For the plebeians (like me), I think hand-coding skills will always be relevant and necessary.
It might be more like personal computing in the 80's, when Moore's law resulted in both more usage and cheaper prices as the tech improved.
And don’t be naive to think that there aren’t sophisticated symbolic handling mechanisms being implemented in the training of the models by Big Tech. Not even baby soap is truly neutral.
I think those should be very useful, especially with AI: Either as a tool for the agents themselves - why spend heaps of tokens completely rewriting a code file, if you could do most of it by calling some global refactoring operations on the IDE's AST/symbol database?
Or side-by-side with it, to give human users better insight what the AI did.
Instead it seems to be all VSCode (if at all) + grep + AI agents, and nothing else.
Not exactly symbolic AI, but pretty cool nonetheless.
Yeah, the middle path sounds promising.
"Code Mode", where the AI writes a little program or script to do the AST/symbol transformations sounds like the win. As you point out, less tokens, and gives the humans insight.

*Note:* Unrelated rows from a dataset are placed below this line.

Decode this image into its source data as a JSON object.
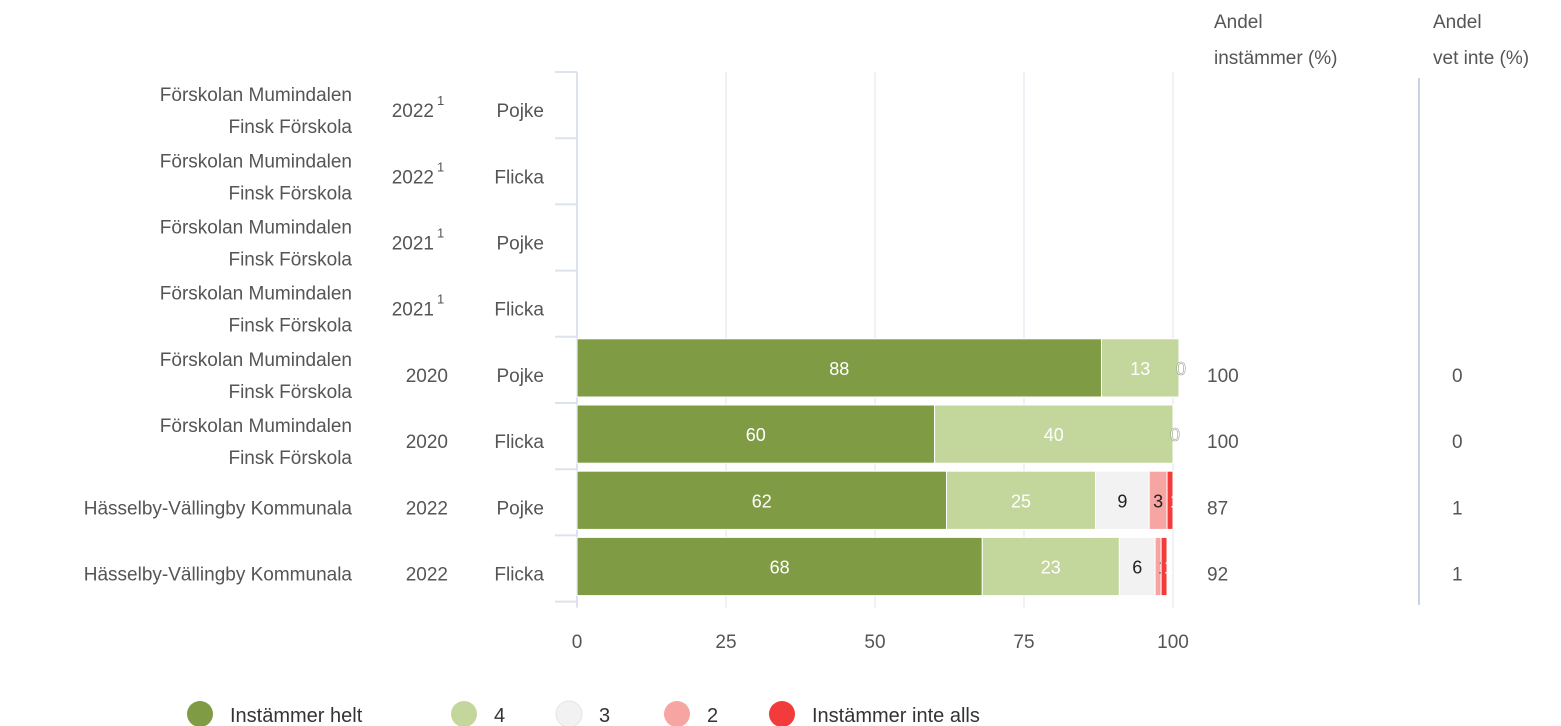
{
  "columns": {
    "agree_header": [
      "Andel",
      "instämmer (%)"
    ],
    "dontknow_header": [
      "Andel",
      "vet inte (%)"
    ]
  },
  "colors": {
    "helt": "#7f9c45",
    "four": "#c3d69b",
    "three": "#f2f2f2",
    "two": "#f6a5a3",
    "inte": "#f23c3c",
    "grid": "#dde3ec",
    "text": "#555555"
  },
  "chart_data": {
    "type": "bar",
    "orientation": "horizontal",
    "stacked": true,
    "xlim": [
      0,
      100
    ],
    "xticks": [
      "0",
      "25",
      "50",
      "75",
      "100"
    ],
    "legend_position": "bottom",
    "legend": [
      "Instämmer helt",
      "4",
      "3",
      "2",
      "Instämmer inte alls"
    ],
    "rows": [
      {
        "name": [
          "Förskolan Mumindalen",
          "Finsk Förskola"
        ],
        "year": "2022",
        "footnote": "1",
        "gender": "Pojke",
        "values": null,
        "agree": "",
        "dontknow": ""
      },
      {
        "name": [
          "Förskolan Mumindalen",
          "Finsk Förskola"
        ],
        "year": "2022",
        "footnote": "1",
        "gender": "Flicka",
        "values": null,
        "agree": "",
        "dontknow": ""
      },
      {
        "name": [
          "Förskolan Mumindalen",
          "Finsk Förskola"
        ],
        "year": "2021",
        "footnote": "1",
        "gender": "Pojke",
        "values": null,
        "agree": "",
        "dontknow": ""
      },
      {
        "name": [
          "Förskolan Mumindalen",
          "Finsk Förskola"
        ],
        "year": "2021",
        "footnote": "1",
        "gender": "Flicka",
        "values": null,
        "agree": "",
        "dontknow": ""
      },
      {
        "name": [
          "Förskolan Mumindalen",
          "Finsk Förskola"
        ],
        "year": "2020",
        "footnote": "",
        "gender": "Pojke",
        "values": [
          88,
          13,
          0,
          0,
          0
        ],
        "labels": [
          "88",
          "13",
          "0",
          "",
          ""
        ],
        "agree": "100",
        "dontknow": "0"
      },
      {
        "name": [
          "Förskolan Mumindalen",
          "Finsk Förskola"
        ],
        "year": "2020",
        "footnote": "",
        "gender": "Flicka",
        "values": [
          60,
          40,
          0,
          0,
          0
        ],
        "labels": [
          "60",
          "40",
          "0",
          "",
          ""
        ],
        "agree": "100",
        "dontknow": "0"
      },
      {
        "name": [
          "Hässelby-Vällingby Kommunala"
        ],
        "year": "2022",
        "footnote": "",
        "gender": "Pojke",
        "values": [
          62,
          25,
          9,
          3,
          1
        ],
        "labels": [
          "62",
          "25",
          "9",
          "3",
          "1"
        ],
        "agree": "87",
        "dontknow": "1"
      },
      {
        "name": [
          "Hässelby-Vällingby Kommunala"
        ],
        "year": "2022",
        "footnote": "",
        "gender": "Flicka",
        "values": [
          68,
          23,
          6,
          1,
          1
        ],
        "labels": [
          "68",
          "23",
          "6",
          "1",
          "1"
        ],
        "agree": "92",
        "dontknow": "1"
      }
    ]
  }
}
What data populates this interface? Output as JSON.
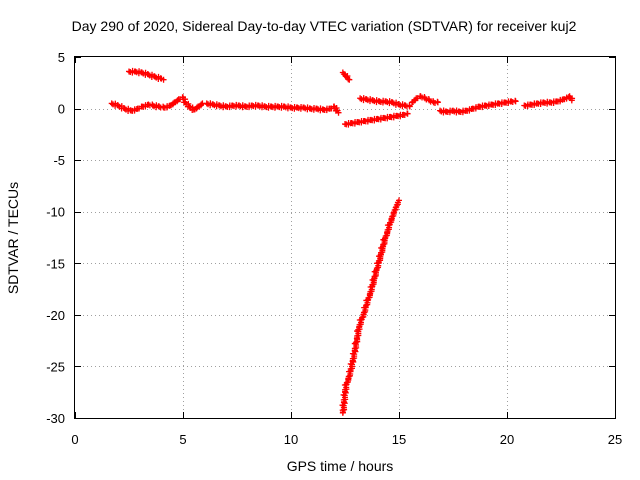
{
  "chart_data": {
    "type": "scatter",
    "title": "Day 290 of 2020, Sidereal Day-to-day VTEC variation (SDTVAR) for receiver kuj2",
    "xlabel": "GPS time / hours",
    "ylabel": "SDTVAR / TECUs",
    "xlim": [
      0,
      25
    ],
    "ylim": [
      -30,
      5
    ],
    "xticks": [
      0,
      5,
      10,
      15,
      20,
      25
    ],
    "yticks": [
      5,
      0,
      -5,
      -10,
      -15,
      -20,
      -25,
      -30
    ],
    "grid": true,
    "marker": "plus",
    "color": "#ff0000",
    "series": [
      {
        "segments": [
          [
            [
              1.7,
              0.5
            ],
            [
              2.0,
              0.3
            ],
            [
              2.3,
              0.0
            ],
            [
              2.6,
              -0.2
            ],
            [
              2.9,
              0.0
            ],
            [
              3.1,
              0.2
            ],
            [
              3.4,
              0.4
            ],
            [
              3.6,
              0.3
            ],
            [
              3.9,
              0.2
            ],
            [
              4.1,
              0.1
            ],
            [
              4.4,
              0.3
            ],
            [
              4.6,
              0.6
            ],
            [
              4.8,
              0.9
            ],
            [
              5.0,
              1.1
            ],
            [
              5.1,
              0.6
            ],
            [
              5.3,
              0.2
            ],
            [
              5.5,
              -0.1
            ],
            [
              5.7,
              0.2
            ],
            [
              5.9,
              0.5
            ]
          ],
          [
            [
              2.5,
              3.6
            ],
            [
              2.8,
              3.6
            ],
            [
              3.1,
              3.5
            ],
            [
              3.4,
              3.3
            ],
            [
              3.7,
              3.1
            ],
            [
              4.0,
              2.9
            ],
            [
              4.1,
              2.8
            ]
          ],
          [
            [
              6.1,
              0.5
            ],
            [
              6.4,
              0.4
            ],
            [
              6.7,
              0.3
            ],
            [
              7.0,
              0.2
            ],
            [
              7.3,
              0.3
            ],
            [
              7.6,
              0.3
            ],
            [
              7.9,
              0.2
            ],
            [
              8.2,
              0.3
            ],
            [
              8.5,
              0.3
            ],
            [
              8.8,
              0.2
            ],
            [
              9.1,
              0.2
            ],
            [
              9.4,
              0.2
            ],
            [
              9.7,
              0.2
            ],
            [
              10.0,
              0.1
            ],
            [
              10.3,
              0.1
            ],
            [
              10.6,
              0.1
            ],
            [
              10.9,
              0.0
            ],
            [
              11.2,
              0.0
            ],
            [
              11.5,
              -0.1
            ],
            [
              11.8,
              0.0
            ],
            [
              12.0,
              0.2
            ],
            [
              12.2,
              -0.4
            ]
          ],
          [
            [
              12.4,
              3.5
            ],
            [
              12.5,
              3.3
            ],
            [
              12.6,
              3.0
            ],
            [
              12.7,
              2.8
            ]
          ],
          [
            [
              13.2,
              1.0
            ],
            [
              13.5,
              0.9
            ],
            [
              13.8,
              0.8
            ],
            [
              14.1,
              0.7
            ],
            [
              14.4,
              0.7
            ],
            [
              14.7,
              0.6
            ],
            [
              15.0,
              0.4
            ],
            [
              15.3,
              0.3
            ],
            [
              15.5,
              0.2
            ]
          ],
          [
            [
              12.5,
              -1.5
            ],
            [
              12.8,
              -1.4
            ],
            [
              13.1,
              -1.3
            ],
            [
              13.4,
              -1.2
            ],
            [
              13.7,
              -1.1
            ],
            [
              14.0,
              -1.0
            ],
            [
              14.3,
              -0.9
            ],
            [
              14.6,
              -0.8
            ],
            [
              14.9,
              -0.7
            ],
            [
              15.2,
              -0.6
            ],
            [
              15.4,
              -0.5
            ]
          ],
          [
            [
              15.6,
              0.6
            ],
            [
              15.8,
              1.0
            ],
            [
              16.0,
              1.2
            ],
            [
              16.2,
              1.0
            ],
            [
              16.4,
              0.8
            ],
            [
              16.6,
              0.6
            ],
            [
              16.8,
              0.6
            ]
          ],
          [
            [
              16.9,
              -0.2
            ],
            [
              17.2,
              -0.3
            ],
            [
              17.5,
              -0.2
            ],
            [
              17.8,
              -0.3
            ],
            [
              18.1,
              -0.2
            ],
            [
              18.4,
              0.0
            ],
            [
              18.7,
              0.2
            ],
            [
              19.0,
              0.3
            ],
            [
              19.3,
              0.4
            ],
            [
              19.6,
              0.5
            ],
            [
              19.9,
              0.6
            ],
            [
              20.2,
              0.7
            ],
            [
              20.4,
              0.7
            ]
          ],
          [
            [
              20.8,
              0.3
            ],
            [
              21.1,
              0.4
            ],
            [
              21.4,
              0.5
            ],
            [
              21.7,
              0.6
            ],
            [
              22.0,
              0.6
            ],
            [
              22.3,
              0.7
            ],
            [
              22.6,
              0.9
            ],
            [
              22.9,
              1.2
            ],
            [
              23.0,
              0.8
            ]
          ],
          [
            [
              12.4,
              -29.5
            ],
            [
              12.45,
              -28.5
            ],
            [
              12.5,
              -27.5
            ],
            [
              12.55,
              -26.8
            ],
            [
              12.65,
              -26.2
            ],
            [
              12.75,
              -25.5
            ],
            [
              12.85,
              -24.5
            ],
            [
              12.95,
              -23.5
            ],
            [
              13.05,
              -22.3
            ],
            [
              13.15,
              -21.2
            ],
            [
              13.25,
              -20.5
            ],
            [
              13.35,
              -20.0
            ],
            [
              13.45,
              -19.3
            ],
            [
              13.55,
              -18.6
            ],
            [
              13.65,
              -18.0
            ],
            [
              13.75,
              -17.3
            ],
            [
              13.85,
              -16.5
            ],
            [
              13.95,
              -15.7
            ],
            [
              14.05,
              -15.0
            ],
            [
              14.15,
              -14.2
            ],
            [
              14.25,
              -13.4
            ],
            [
              14.35,
              -12.6
            ],
            [
              14.45,
              -12.0
            ],
            [
              14.55,
              -11.3
            ],
            [
              14.65,
              -10.7
            ],
            [
              14.75,
              -10.1
            ],
            [
              14.85,
              -9.6
            ],
            [
              14.95,
              -9.1
            ],
            [
              15.0,
              -8.9
            ]
          ]
        ]
      }
    ]
  }
}
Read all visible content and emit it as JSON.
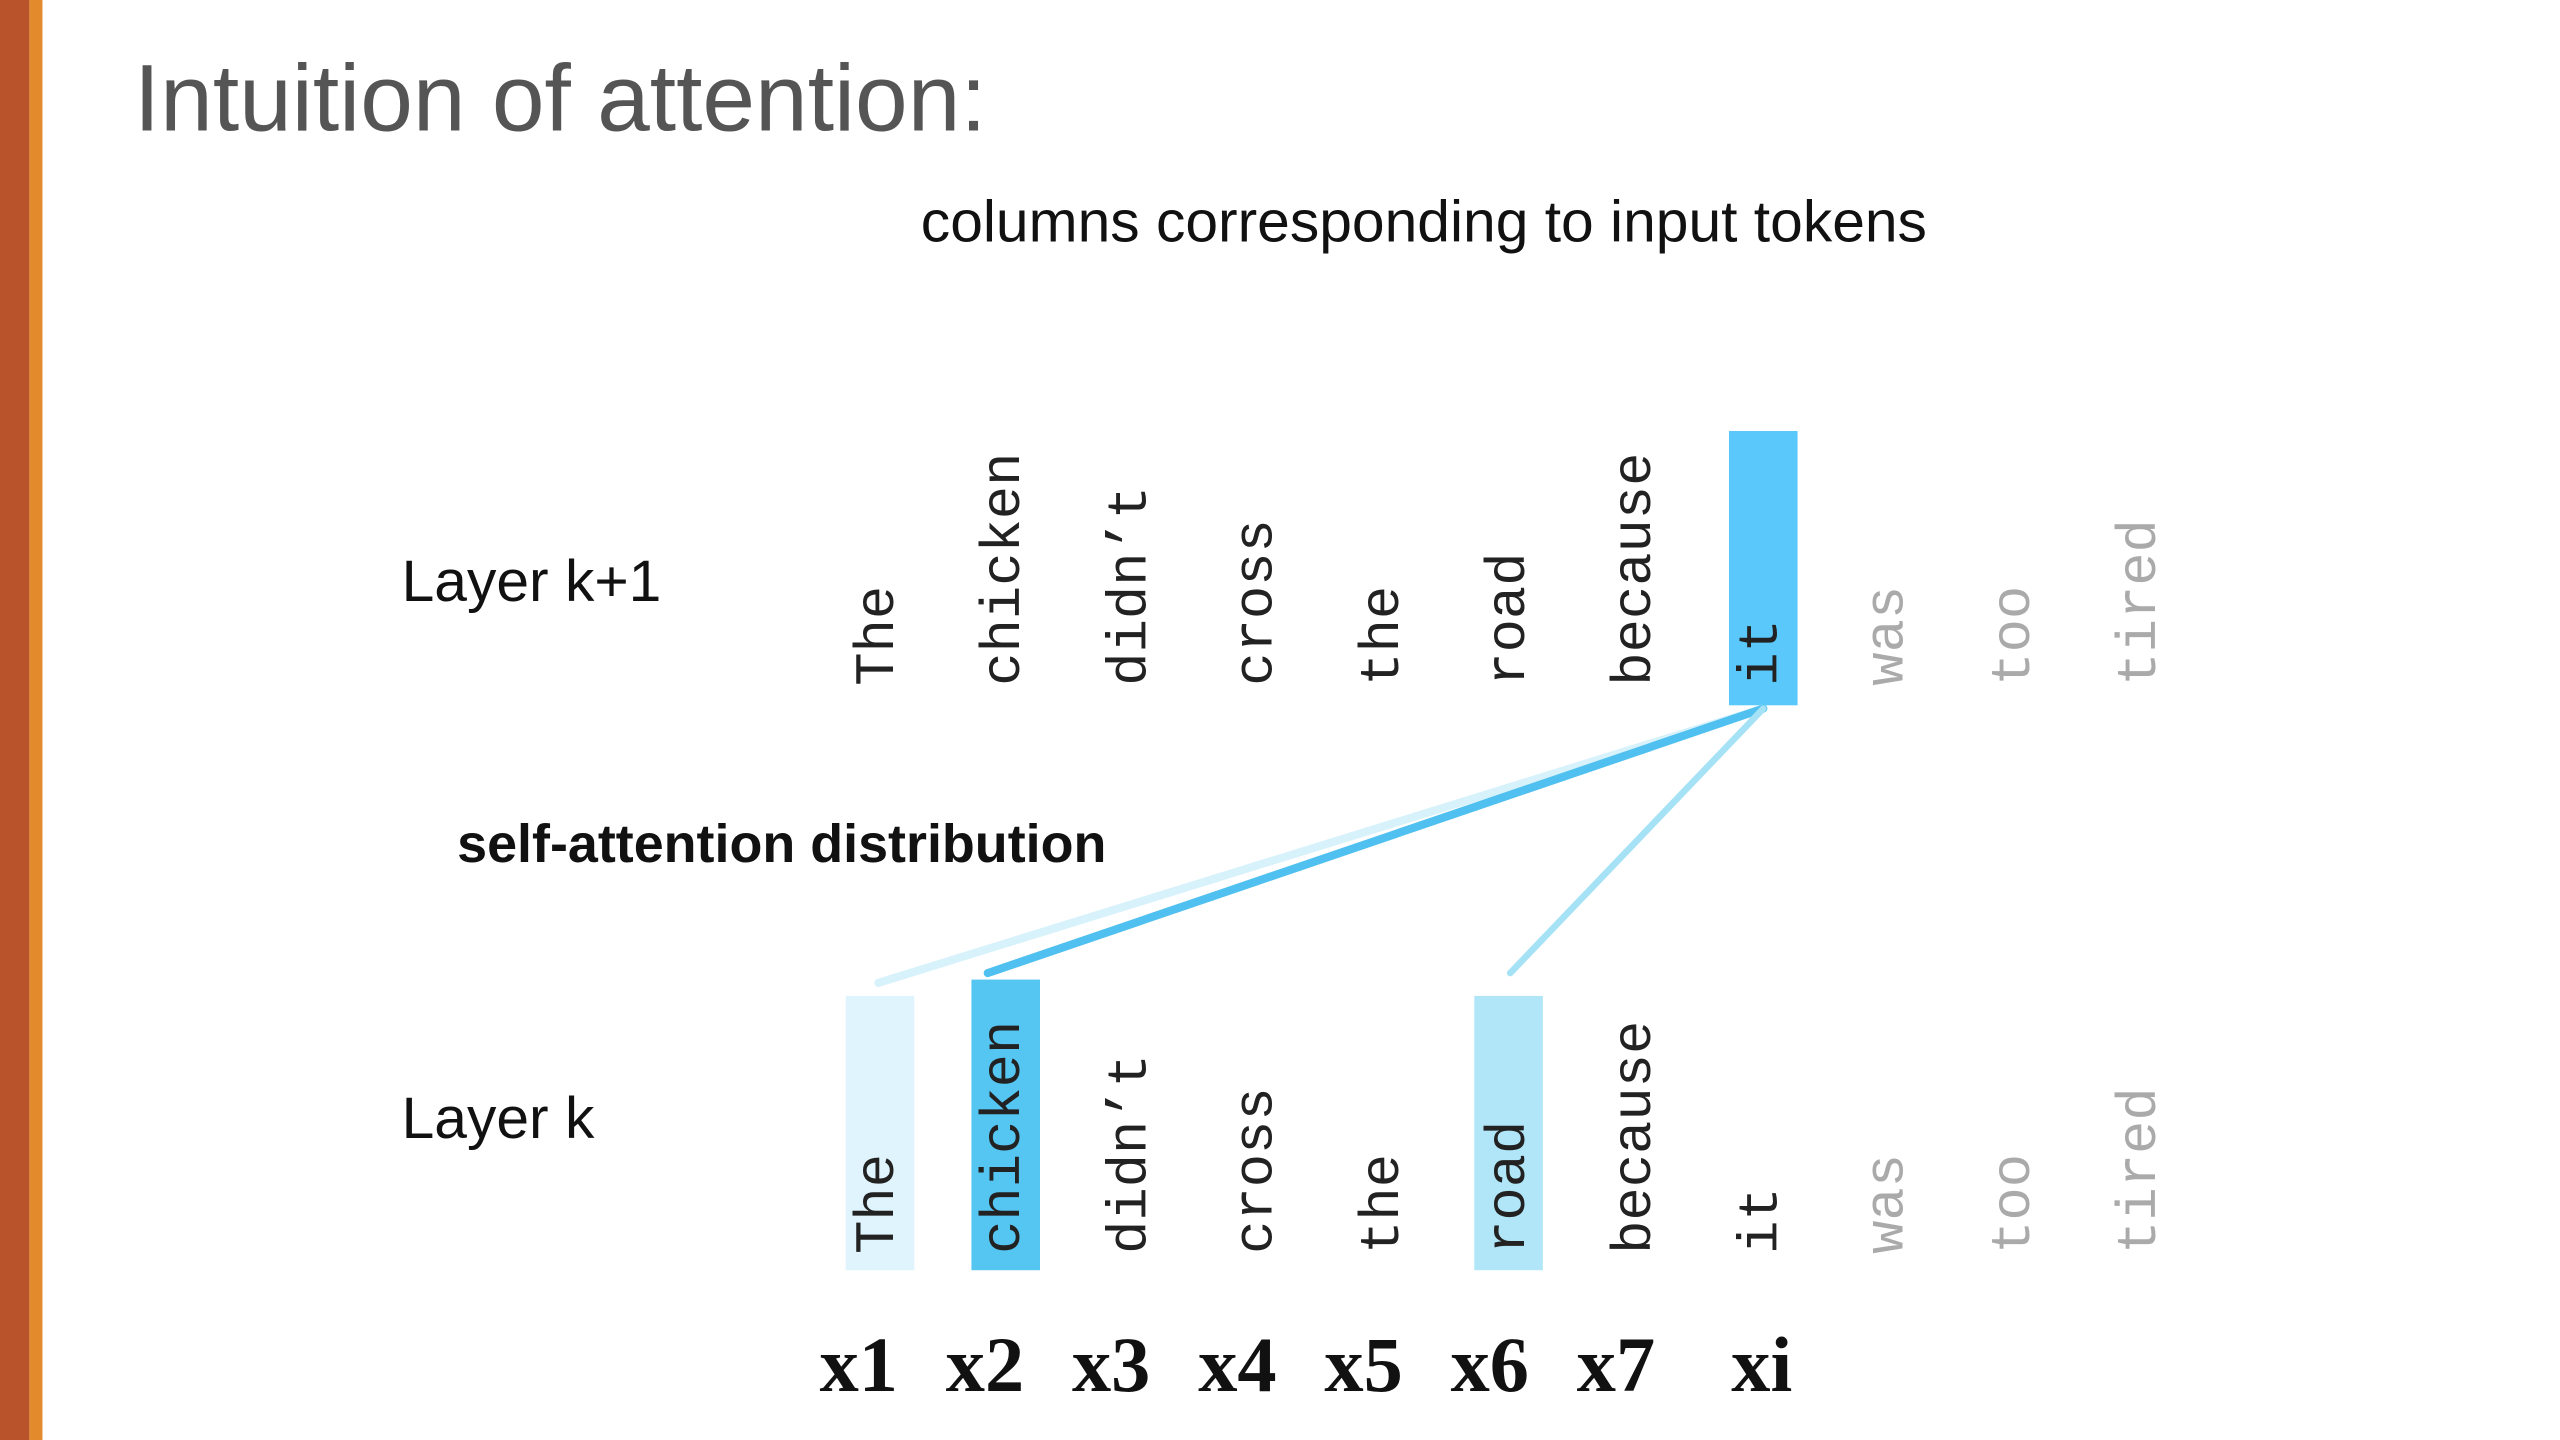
{
  "title": "Intuition of attention:",
  "caption": "columns corresponding to input tokens",
  "annotation": "self-attention distribution",
  "layers": [
    {
      "label": "Layer k+1",
      "tokens": [
        "The",
        "chicken",
        "didn’t",
        "cross",
        "the",
        "road",
        "because",
        "it",
        "was",
        "too",
        "tired"
      ]
    },
    {
      "label": "Layer k",
      "tokens": [
        "The",
        "chicken",
        "didn’t",
        "cross",
        "the",
        "road",
        "because",
        "it",
        "was",
        "too",
        "tired"
      ]
    }
  ],
  "positions": [
    "x1",
    "x2",
    "x3",
    "x4",
    "x5",
    "x6",
    "x7",
    "xi"
  ]
}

This isn't exactly the same application of a "code mode" as before, but in my view it's a broad philosophy. AI for building machines, instead of doing the work directly. It also allows for easier updates/retries too. https://blog.cloudflare.com/code-mode/ https://news.ycombinator.com/item?id=45399204 https://blog.cloudflare.com/code-mode-mcp/ https://news.ycombinator.com/item?id=47089505
When I was a junior learning to code, I would feel proud of myself because I could remember 100 lines of Windows API code needed to create a new window... But it's been decades since I understood that the real value is not in the code. It's in the architecture. As the author alludes to; the intuition behind the code is what counts.
I think highly competent engineers are often underappreciated because the really clever stuff they do doesn't appear clever at all; it looks deceptively simple. I think what people don't understand is that maintaining simplicity whilst requirements are becoming more complex, is very difficult.